Texas A&M and Carnegie Mellon University are using a mobile lab to conduct tests independent of Norfolk Southern and the U.S. Environmental Protection Agency.
The lab is currently in East Palestine mapping air pollution after the Feb. 3 Norfolk Southern train derailment.
Researchers at Carnegie Mellon University have been studying how air pollution varies from different neighborhoods for the last decade using a mobile lab like the one they’ve brought to East Palestine.
“We’ve deployed this lab in Pittsburgh, in Oakland, California, and in Baltimore to map air pollution in different cities,” says Albert Presto, research professor at Carnegie Mellon University.
“Now that a bunch of that material has dumped onto the ground or into the water, [it] could remit from the ground whenever the temperature changes or whenever it’s windy or something like that,” Presto says.
Presto specializes in air quality and atmospheric chemistry and is the professor overseeing the air monitoring for Carnegie Mellon.
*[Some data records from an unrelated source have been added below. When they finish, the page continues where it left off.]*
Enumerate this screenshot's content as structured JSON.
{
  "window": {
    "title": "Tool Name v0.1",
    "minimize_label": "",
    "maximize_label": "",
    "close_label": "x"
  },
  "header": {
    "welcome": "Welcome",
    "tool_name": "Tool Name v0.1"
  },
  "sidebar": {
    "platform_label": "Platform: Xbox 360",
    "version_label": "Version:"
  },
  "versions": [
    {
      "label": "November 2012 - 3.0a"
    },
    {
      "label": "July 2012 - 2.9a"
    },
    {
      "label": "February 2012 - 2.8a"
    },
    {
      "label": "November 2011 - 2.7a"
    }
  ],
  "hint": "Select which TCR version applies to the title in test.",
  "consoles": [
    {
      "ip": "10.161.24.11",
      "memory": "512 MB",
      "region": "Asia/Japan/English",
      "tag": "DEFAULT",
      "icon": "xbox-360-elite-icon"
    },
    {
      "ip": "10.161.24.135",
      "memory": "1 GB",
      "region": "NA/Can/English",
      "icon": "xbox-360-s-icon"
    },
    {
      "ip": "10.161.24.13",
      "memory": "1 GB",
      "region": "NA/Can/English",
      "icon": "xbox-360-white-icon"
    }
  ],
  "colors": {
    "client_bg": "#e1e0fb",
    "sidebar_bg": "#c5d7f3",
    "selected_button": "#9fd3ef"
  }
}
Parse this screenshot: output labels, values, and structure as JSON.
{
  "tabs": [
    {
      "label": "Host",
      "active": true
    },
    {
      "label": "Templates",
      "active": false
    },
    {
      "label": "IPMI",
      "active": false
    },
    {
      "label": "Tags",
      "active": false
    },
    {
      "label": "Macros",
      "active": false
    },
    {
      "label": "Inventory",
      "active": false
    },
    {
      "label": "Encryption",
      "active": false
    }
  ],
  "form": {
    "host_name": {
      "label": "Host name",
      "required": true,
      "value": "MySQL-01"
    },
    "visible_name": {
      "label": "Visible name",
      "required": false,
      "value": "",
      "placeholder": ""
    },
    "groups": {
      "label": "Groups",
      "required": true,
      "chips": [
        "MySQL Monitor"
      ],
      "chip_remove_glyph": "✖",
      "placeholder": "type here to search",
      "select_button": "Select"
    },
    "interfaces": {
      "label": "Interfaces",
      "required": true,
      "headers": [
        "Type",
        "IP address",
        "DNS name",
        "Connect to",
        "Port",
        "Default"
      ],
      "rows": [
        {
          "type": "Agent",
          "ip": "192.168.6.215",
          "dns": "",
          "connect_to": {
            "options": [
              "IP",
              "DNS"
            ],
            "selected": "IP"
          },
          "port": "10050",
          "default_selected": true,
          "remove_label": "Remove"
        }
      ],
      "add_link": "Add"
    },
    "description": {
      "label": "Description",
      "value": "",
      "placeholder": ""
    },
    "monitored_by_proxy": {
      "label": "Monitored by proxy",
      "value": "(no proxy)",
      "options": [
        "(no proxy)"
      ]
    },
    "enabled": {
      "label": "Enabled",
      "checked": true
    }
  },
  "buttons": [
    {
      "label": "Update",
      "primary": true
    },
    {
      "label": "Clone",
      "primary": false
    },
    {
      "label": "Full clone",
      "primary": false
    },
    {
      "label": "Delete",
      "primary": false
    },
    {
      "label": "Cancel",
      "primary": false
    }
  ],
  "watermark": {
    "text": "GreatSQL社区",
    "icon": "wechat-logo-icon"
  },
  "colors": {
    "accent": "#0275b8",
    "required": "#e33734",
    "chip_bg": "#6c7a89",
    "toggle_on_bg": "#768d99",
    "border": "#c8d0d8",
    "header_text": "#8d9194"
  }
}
Oladayo Oladeji is one of the doctoral students spearheading the testing.
Presto says the mobile lab has extremely sensitive measuring devices that can collect readings in parts per trillion in real time, which they use to plot on a map to show the distribution of pollutants.
“Some of these samples that that might be being collected by the EPA or by the railroad are sort of these integrated samples where they average over an hour. We’re getting data every single second,” Presto says.
Presto says their equipment is sensitive enough to pick up very low levels of pollutants, which might not cause immediate health effects but could cause harm over the long-term.
Their testing will continue for a few days. They plan on sharing their findings with the public as soon as they are able to analyze the data.